Radhe is a 2017 Nepalese romantic action social thriller film, written and directed by Jagadishwor Thapa, and produced by Sushil Pokhrel. The film stars Nikhil Upreti, Priyanka Karki, Ashishma Nakarmi and Salon Basnet in the title roles, along with Pramod Agrahari and Shishir Bhandari. The film is about a man named Radhe who loves Priya but one day he leaves the village without anyone's notice than he joins the Nepalese army to fight for his country.

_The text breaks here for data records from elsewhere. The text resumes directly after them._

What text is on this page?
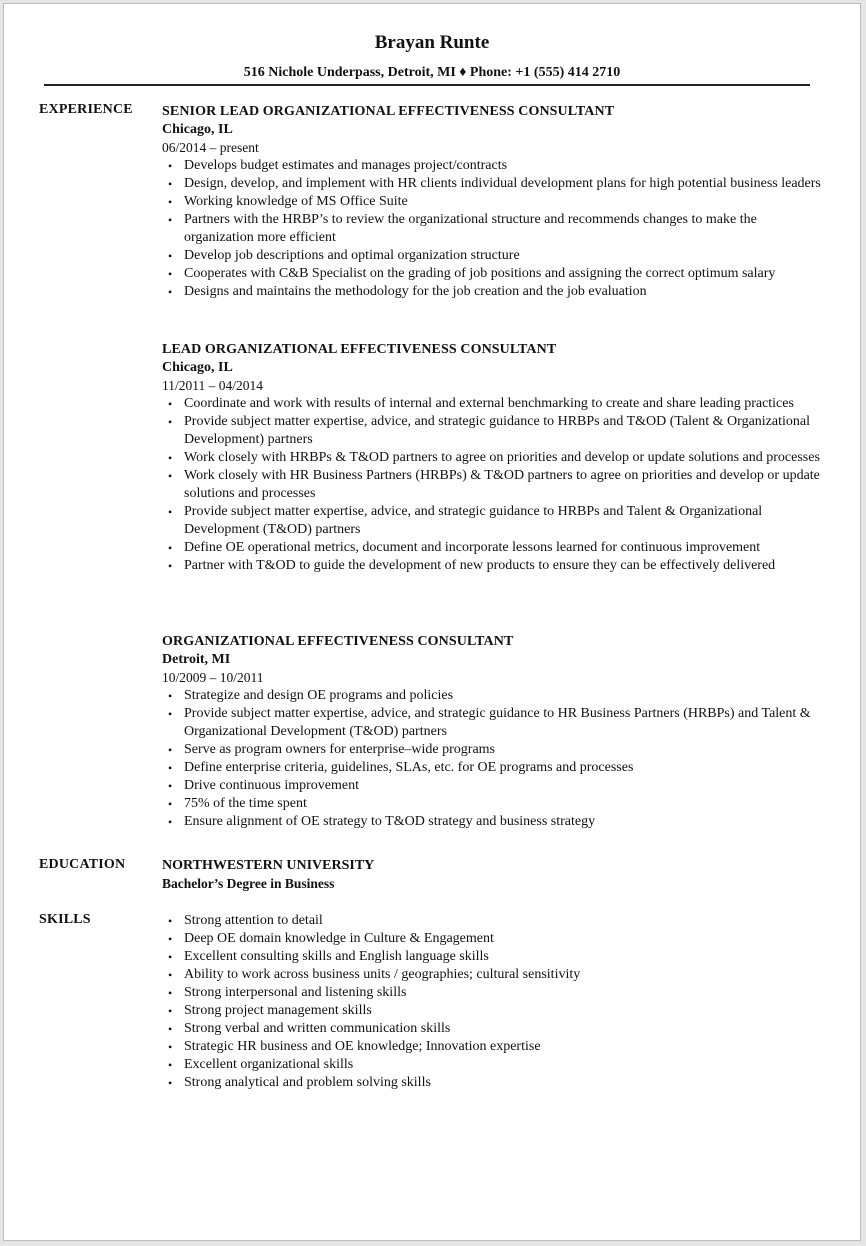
Brayan Runte
516 Nichole Underpass, Detroit, MI ♦ Phone: +1 (555) 414 2710
EXPERIENCE SENIOR LEAD ORGANIZATIONAL EFFECTIVENESS CONSULTANT
Chicago, IL
06/2014 – present
• Develops budget estimates and manages project/contracts
• Design, develop, and implement with HR clients individual development plans for high potential business leaders
• Working knowledge of MS Office Suite
• Partners with the HRBP’s to review the organizational structure and recommends changes to make the organization more efficient
• Develop job descriptions and optimal organization structure
• Cooperates with C&B Specialist on the grading of job positions and assigning the correct optimum salary
• Designs and maintains the methodology for the job creation and the job evaluation
LEAD ORGANIZATIONAL EFFECTIVENESS CONSULTANT
Chicago, IL
11/2011 – 04/2014
• Coordinate and work with results of internal and external benchmarking to create and share leading practices
• Provide subject matter expertise, advice, and strategic guidance to HRBPs and T&OD (Talent & Organizational Development) partners
• Work closely with HRBPs & T&OD partners to agree on priorities and develop or update solutions and processes
• Work closely with HR Business Partners (HRBPs) & T&OD partners to agree on priorities and develop or update solutions and processes
• Provide subject matter expertise, advice, and strategic guidance to HRBPs and Talent & Organizational Development (T&OD) partners
• Define OE operational metrics, document and incorporate lessons learned for continuous improvement
• Partner with T&OD to guide the development of new products to ensure they can be effectively delivered
ORGANIZATIONAL EFFECTIVENESS CONSULTANT
Detroit, MI
10/2009 – 10/2011
• Strategize and design OE programs and policies
• Provide subject matter expertise, advice, and strategic guidance to HR Business Partners (HRBPs) and Talent & Organizational Development (T&OD) partners
• Serve as program owners for enterprise–wide programs
• Define enterprise criteria, guidelines, SLAs, etc. for OE programs and processes
• Drive continuous improvement
• 75% of the time spent
• Ensure alignment of OE strategy to T&OD strategy and business strategy
EDUCATION	NORTHWESTERN UNIVERSITY
Bachelor’s Degree in Business
SKILLS
•	Strong attention to detail
• Deep OE domain knowledge in Culture & Engagement
• Excellent consulting skills and English language skills
• Ability to work across business units / geographies; cultural sensitivity
• Strong interpersonal and listening skills
• Strong project management skills
• Strong verbal and written communication skills
• Strategic HR business and OE knowledge; Innovation expertise
• Excellent organizational skills
• Strong analytical and problem solving skills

The film was one of the successful film that was released that year and was successful at the box office, it was estimated the film earned 3 cores in two days.

Plot 
Radhe who lives with mother and has love for a girl named Priya but Priya's father doesn't allow him to marry her because of their financial statues than one day Radhe leaves the village without anyone's notice, after leaving the village he meets a man in the journey than lives with him than after while Radhe joins the army.

Cast 
 Nikhil Upreti as Radhe
 Priyanka Karki as Priya
 Salon Basnet as Radhe's Friend
 Ashishma Nakarmi
 Pramod Agrahari
 Shishir Bhandari

Soundtrack

Controversy 
 While filming, the main actress Priyanka Karki fainted and she was unconscious for about 10 minutes.